- Medium: It contributes to significant difficulty to complete my task, but I can work around it.
I have recently been training a custom environment locally for testing but have since scaled it up to a VM enabled with an NVIDIA T4 GPU.
My code to setup training looks like this:
if __name__ == "__main__":
available_cpus = multiprocessing.cpu_count()
available_gpus = torch.cuda.device_count()
sample_env = SatelliteSensorEnv()
config = (
PPOConfig()
.environment(SatelliteSensorEnv)
.multi_agent(policies={
"satellite": (
None,
sample_env.observation_space["satellite"],
sample_env.action_space["satellite"],
PPOConfig.overrides(framework_str="tf")
),
"sensor": (
None,
sample_env.observation_space["sensor"],
sample_env.action_space["sensor"],
PPOConfig.overrides(framework_str="tf")
)},
policy_mapping_fn=(lambda agent_id, *args, **kwargs: agent_id))

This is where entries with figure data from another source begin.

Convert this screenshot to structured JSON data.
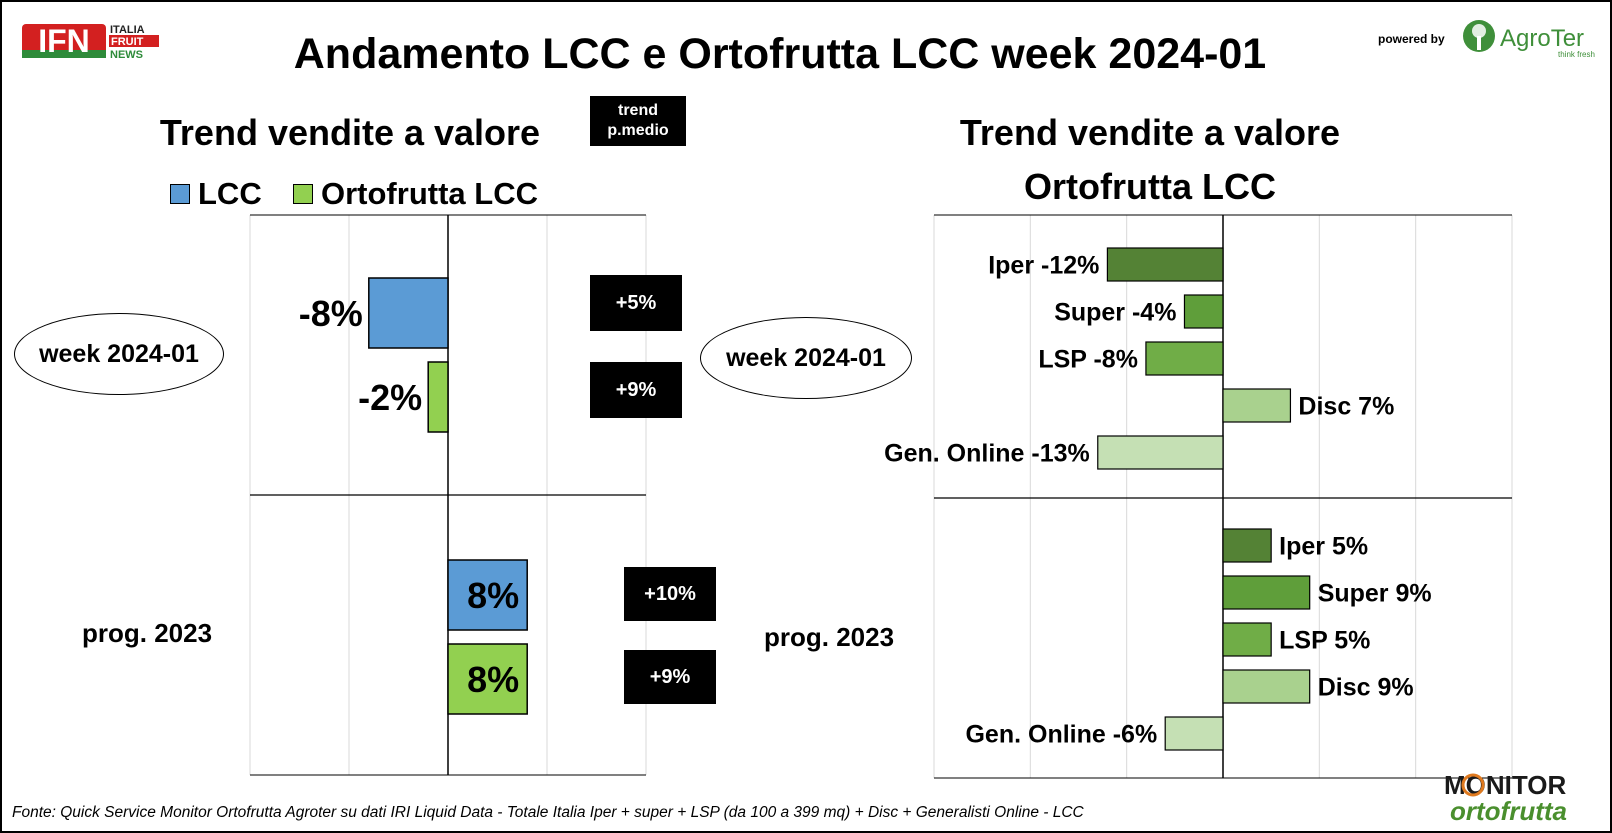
{
  "title": "Andamento LCC e Ortofrutta LCC week 2024-01",
  "logos": {
    "ifn_big": "IFN",
    "ifn_line1": "ITALIA",
    "ifn_line2": "FRUIT",
    "ifn_line3": "NEWS",
    "powered_by": "powered by",
    "agroter": "AgroTer",
    "agroter_tag": "think fresh",
    "monitor_1": "MONITOR",
    "monitor_2": "ortofrutta"
  },
  "footer": "Fonte: Quick Service Monitor Ortofrutta Agroter su dati IRI Liquid Data - Totale Italia Iper + super + LSP (da 100 a 399 mq) + Disc + Generalisti Online - LCC",
  "colors": {
    "lcc": "#5b9bd5",
    "ortofrutta_lcc": "#92d050",
    "iper": "#548235",
    "super": "#5f9e3a",
    "lsp": "#70ad47",
    "disc": "#a9d18e",
    "gen_online": "#c5e0b4"
  },
  "left_panel": {
    "subtitle": "Trend vendite a valore",
    "trend_badge": "trend\np.medio",
    "legend": [
      "LCC",
      "Ortofrutta LCC"
    ],
    "groups": [
      "week 2024-01",
      "prog. 2023"
    ],
    "price_badges": [
      [
        "+5%",
        "+9%"
      ],
      [
        "+10%",
        "+9%"
      ]
    ]
  },
  "right_panel": {
    "subtitle": "Trend vendite a valore\nOrtofrutta LCC",
    "groups": [
      "week 2024-01",
      "prog. 2023"
    ]
  },
  "chart_data": [
    {
      "type": "bar",
      "orientation": "horizontal",
      "title": "Trend vendite a valore",
      "categories": [
        "week 2024-01",
        "prog. 2023"
      ],
      "series": [
        {
          "name": "LCC",
          "values": [
            -8,
            8
          ],
          "labels": [
            "-8%",
            "8%"
          ]
        },
        {
          "name": "Ortofrutta LCC",
          "values": [
            -2,
            8
          ],
          "labels": [
            "-2%",
            "8%"
          ]
        }
      ],
      "xlim": [
        -20,
        20
      ],
      "unit": "%",
      "grid": true
    },
    {
      "type": "bar",
      "orientation": "horizontal",
      "title": "Trend vendite a valore Ortofrutta LCC",
      "categories": [
        "week 2024-01",
        "prog. 2023"
      ],
      "series": [
        {
          "name": "Iper",
          "values": [
            -12,
            5
          ],
          "labels": [
            "Iper -12%",
            "Iper 5%"
          ]
        },
        {
          "name": "Super",
          "values": [
            -4,
            9
          ],
          "labels": [
            "Super -4%",
            "Super 9%"
          ]
        },
        {
          "name": "LSP",
          "values": [
            -8,
            5
          ],
          "labels": [
            "LSP -8%",
            "LSP 5%"
          ]
        },
        {
          "name": "Disc",
          "values": [
            7,
            9
          ],
          "labels": [
            "Disc 7%",
            "Disc 9%"
          ]
        },
        {
          "name": "Gen. Online",
          "values": [
            -13,
            -6
          ],
          "labels": [
            "Gen. Online -13%",
            "Gen. Online -6%"
          ]
        }
      ],
      "xlim": [
        -30,
        30
      ],
      "unit": "%",
      "grid": true
    }
  ]
}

.env_runners(batch_mode="complete_episodes",
num_env_runners = available_cpus - 1,
num_cpus_per_env_runner=1)
.resources(num_gpus=available_gpus)
.learners(num_learners=1, num_gpus_per_learner=1)
.evaluation(evaluation_interval=10, evaluation_duration=10, evaluation_duration_unit='episodes', custom_evaluation_function=custom_eval_function)
)
tuner = tune.Tuner(
"PPO",
param_space=config.to_dict(),
run_config=train.RunConfig(
stop={"training_iteration":1000},
checkpoint_config=train.CheckpointConfig(num_to_keep=5,
checkpoint_score_attribute="episode_reward_mean",
checkpoint_score_order="max",
checkpoint_frequency=10,
checkpoint_at_end=True),
storage_path=f'{os.path.dirname(os.path.abspath(__file__))}/Results')
)
results = tuner.fit()
ray.shutdown()
I’ve tried to run this with both the PyTorch and TF as my framework but have run into the same issue below.
Trial status: 1 RUNNING
Current time: 2024-07-31 16:27:18. Total running time: 3min 0s
Logical resource usage: 16.0/16 CPUs, 1.0/1 GPUs (0.0/1.0 accelerator_type:T4)
For whatever reason, I can’t seem to get the GPU acceleration to activate and as such, the training is just about as fast with a CPU as it with GPU. From an nvidia-smi
call the results show how little of the GPU is actually being used.
+-----------------------------------------------------------------------------+
| NVIDIA-SMI 529.19 Driver Version: 529.19 CUDA Version: 12.0 |
|-------------------------------+----------------------+----------------------+
| GPU Name TCC/WDDM | Bus-Id Disp.A | Volatile Uncorr. ECC |
| Fan Temp Perf Pwr:Usage/Cap| Memory-Usage | GPU-Util Compute M. |
| | | MIG M. |
|===============================+======================+======================|
| 0 Tesla T4 TCC | 00000001:00:00.0 Off | 0 |
| N/A 48C P0 29W / 70W | 801MiB / 15360MiB | 20% Default |
| | | N/A |
+-------------------------------+----------------------+----------------------+
+-----------------------------------------------------------------------------+
| Processes: |
| GPU GI CI PID Type Process name GPU Memory |
| ID ID Usage |
|=============================================================================|
| 0 N/A N/A 17776 C ....conda\envs\rl\python.exe 800MiB |
+-----------------------------------------------------------------------------+
I’m hoping someone might have a fix for this so that I can use the GPU effectively. Thanks!